I trust that those of you who have signed up for Facebook (and other similar) accounts have looked carefully at all the options and have decided who should be able to see what aspects of your profile. I also hope that you only accept as friends people that you really know in the “real world,” because “friend” status gives them greater access to your profile and access to your other friends. This can be misused to create a false web of trust.
Yet I see a surprising number of dubious applications, polls and quizzes come up on my wall. When you first connect to one of these, whether as an active initiator or in a response to a friend’s invitation you are presented with an acceptance screen headed “Allow Access?” and it clearly says
Allowing <whatever application> access will let it access your Profile information, photos, your friends’ info and other content that it requires to work.

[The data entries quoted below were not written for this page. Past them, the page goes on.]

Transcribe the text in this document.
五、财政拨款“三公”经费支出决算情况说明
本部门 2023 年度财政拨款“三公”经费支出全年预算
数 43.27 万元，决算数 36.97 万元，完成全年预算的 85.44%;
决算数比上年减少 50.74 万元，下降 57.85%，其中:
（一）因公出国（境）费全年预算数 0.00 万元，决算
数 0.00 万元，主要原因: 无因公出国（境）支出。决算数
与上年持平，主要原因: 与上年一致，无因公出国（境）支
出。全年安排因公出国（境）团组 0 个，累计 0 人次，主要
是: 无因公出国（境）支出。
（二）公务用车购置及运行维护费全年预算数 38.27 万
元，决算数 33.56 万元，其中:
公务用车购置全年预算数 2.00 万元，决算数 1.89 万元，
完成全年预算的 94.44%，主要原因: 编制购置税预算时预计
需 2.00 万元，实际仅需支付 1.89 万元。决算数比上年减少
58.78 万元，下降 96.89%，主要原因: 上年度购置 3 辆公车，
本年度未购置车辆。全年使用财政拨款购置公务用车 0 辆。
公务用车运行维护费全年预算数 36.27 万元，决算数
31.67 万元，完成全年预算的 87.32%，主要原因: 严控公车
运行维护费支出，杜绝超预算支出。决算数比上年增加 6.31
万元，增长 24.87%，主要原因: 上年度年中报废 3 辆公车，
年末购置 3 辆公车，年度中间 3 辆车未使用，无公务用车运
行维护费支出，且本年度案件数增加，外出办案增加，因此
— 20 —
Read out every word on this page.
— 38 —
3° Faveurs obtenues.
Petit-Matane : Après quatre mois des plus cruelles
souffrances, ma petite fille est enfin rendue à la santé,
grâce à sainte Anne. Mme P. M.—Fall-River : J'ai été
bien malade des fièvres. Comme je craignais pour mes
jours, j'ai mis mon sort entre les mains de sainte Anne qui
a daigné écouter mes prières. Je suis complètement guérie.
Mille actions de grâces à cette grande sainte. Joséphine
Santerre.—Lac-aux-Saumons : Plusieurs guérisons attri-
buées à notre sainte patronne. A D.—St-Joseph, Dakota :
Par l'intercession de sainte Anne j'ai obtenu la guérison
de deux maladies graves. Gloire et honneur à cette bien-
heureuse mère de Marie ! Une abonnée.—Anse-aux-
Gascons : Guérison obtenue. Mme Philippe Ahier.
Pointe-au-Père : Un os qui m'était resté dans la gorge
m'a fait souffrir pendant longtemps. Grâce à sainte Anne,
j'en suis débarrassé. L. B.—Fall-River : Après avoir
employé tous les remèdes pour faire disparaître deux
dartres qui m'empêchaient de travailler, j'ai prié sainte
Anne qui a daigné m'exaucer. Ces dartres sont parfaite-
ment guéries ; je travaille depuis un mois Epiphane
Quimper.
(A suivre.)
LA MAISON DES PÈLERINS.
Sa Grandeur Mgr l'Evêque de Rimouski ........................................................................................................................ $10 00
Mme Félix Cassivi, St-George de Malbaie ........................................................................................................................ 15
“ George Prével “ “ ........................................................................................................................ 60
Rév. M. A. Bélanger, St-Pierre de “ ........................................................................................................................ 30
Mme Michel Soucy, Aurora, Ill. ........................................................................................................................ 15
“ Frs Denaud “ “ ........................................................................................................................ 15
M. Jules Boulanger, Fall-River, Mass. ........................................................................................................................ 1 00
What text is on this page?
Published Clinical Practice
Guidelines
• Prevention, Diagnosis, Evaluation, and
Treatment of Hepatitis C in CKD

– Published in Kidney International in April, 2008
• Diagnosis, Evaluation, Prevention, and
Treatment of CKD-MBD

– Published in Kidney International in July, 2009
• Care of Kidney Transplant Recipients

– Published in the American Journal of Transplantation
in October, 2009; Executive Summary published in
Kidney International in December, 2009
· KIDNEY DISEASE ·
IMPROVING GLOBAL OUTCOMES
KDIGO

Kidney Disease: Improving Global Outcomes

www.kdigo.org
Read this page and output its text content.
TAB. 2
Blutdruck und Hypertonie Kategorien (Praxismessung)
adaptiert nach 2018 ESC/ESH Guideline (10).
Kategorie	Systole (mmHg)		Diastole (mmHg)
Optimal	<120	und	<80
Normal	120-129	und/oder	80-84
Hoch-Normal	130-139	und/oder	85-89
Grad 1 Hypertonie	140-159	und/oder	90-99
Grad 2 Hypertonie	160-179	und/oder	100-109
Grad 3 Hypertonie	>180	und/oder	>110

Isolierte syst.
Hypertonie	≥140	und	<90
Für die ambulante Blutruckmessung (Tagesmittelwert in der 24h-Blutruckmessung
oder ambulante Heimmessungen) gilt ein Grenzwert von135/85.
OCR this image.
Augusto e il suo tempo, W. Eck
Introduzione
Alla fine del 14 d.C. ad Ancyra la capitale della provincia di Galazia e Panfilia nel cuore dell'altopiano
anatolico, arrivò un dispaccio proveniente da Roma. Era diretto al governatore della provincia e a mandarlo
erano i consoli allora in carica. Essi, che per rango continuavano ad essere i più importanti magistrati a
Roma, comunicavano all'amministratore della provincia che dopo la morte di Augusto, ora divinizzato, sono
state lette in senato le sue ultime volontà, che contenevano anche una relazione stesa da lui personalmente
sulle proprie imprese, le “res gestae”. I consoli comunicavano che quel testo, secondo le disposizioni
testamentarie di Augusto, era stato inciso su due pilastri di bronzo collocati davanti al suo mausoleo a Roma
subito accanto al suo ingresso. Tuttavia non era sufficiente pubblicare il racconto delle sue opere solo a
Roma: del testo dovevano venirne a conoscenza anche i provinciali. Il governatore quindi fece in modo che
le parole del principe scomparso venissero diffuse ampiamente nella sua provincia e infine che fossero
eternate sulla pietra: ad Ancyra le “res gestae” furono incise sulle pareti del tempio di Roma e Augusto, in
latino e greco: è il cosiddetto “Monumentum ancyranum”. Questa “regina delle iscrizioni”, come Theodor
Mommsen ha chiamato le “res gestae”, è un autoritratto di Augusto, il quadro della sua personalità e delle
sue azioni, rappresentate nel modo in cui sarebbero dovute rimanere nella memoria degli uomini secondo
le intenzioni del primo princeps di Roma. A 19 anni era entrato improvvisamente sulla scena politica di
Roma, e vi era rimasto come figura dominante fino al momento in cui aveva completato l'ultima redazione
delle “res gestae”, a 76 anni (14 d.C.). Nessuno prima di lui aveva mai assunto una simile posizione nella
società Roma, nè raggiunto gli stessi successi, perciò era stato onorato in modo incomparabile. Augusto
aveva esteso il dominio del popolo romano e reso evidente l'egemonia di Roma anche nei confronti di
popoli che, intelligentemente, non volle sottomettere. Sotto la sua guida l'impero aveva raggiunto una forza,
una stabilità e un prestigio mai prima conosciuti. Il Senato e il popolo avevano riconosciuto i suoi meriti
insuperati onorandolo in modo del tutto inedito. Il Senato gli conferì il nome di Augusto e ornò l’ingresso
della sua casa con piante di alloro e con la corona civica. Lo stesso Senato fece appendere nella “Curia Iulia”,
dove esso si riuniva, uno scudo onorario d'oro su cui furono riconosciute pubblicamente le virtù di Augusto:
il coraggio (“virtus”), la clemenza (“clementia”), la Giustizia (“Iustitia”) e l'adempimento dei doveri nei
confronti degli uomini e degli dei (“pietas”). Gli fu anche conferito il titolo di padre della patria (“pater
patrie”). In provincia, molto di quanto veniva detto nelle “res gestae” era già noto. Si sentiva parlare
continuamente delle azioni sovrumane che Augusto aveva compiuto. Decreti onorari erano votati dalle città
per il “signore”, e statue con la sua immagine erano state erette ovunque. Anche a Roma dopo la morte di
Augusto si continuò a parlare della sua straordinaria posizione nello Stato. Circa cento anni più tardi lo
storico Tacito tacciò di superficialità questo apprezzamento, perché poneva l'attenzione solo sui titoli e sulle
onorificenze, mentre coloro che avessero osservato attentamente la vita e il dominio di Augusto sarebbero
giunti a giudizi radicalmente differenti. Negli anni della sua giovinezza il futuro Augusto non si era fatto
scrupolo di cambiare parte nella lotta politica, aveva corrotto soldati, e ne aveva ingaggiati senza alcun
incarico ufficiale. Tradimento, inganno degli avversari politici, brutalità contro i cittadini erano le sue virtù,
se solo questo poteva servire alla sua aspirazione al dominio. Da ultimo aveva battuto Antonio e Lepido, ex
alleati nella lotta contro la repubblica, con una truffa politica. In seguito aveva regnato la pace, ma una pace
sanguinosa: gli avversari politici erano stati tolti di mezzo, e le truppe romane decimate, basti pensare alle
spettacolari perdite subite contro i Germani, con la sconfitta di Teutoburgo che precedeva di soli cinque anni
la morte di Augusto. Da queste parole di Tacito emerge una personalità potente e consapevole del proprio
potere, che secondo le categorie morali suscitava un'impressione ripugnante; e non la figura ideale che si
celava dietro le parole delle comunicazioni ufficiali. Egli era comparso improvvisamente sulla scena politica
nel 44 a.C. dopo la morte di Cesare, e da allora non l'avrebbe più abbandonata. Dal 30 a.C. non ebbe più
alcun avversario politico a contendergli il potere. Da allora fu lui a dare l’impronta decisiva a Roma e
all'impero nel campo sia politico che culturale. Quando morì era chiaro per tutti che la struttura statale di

Read it again until it sinks in—not only are you giving the application access to your profile which you have carefully edited but also access to those of your friends who may not have been so careful. Think of it as handing over your address book, birthday book and diary. You can see this happening when you are in some applications; the profile photos of your friends pop up suggesting that you invite them to join in.
The Facebook terms of service, which the application writers are supposed to adhere to, is quite clear that this information can only be used for the purposes it was given (like the example above) but do you suppose that they all stick to this. A recent study at the University of Cambridge (sorry, article rather technical) reveals that quite often the information is passed on to advertisers and from there, who knows where it goes. It becomes quite easy for a third party to collect a dossier of inter-relationships and enough personal information to, for instance, crack commonly used passwords.
So now you know why I haven’t responded to many of these invitations—so far only two that I trust and one daft one before I realised what the implications were.
And how much do you trust Facebook itself. If you use it at all then you have to, and in most cases this should be ok. There would be a terrific scandal if it was found to be deliberately misusing its customers information. Yet there are some strange things going on. Early on I took advantage of the offer to scan my email address book for possible friends. I did this very carefully and selected only those that I wanted to invite for follow up. Yet I am still, some months later, being invited to add some of the others as friends; it still knows that I am acquainted with them even though I didn’t initially add them to my friends list. It is in my dossier somewhere!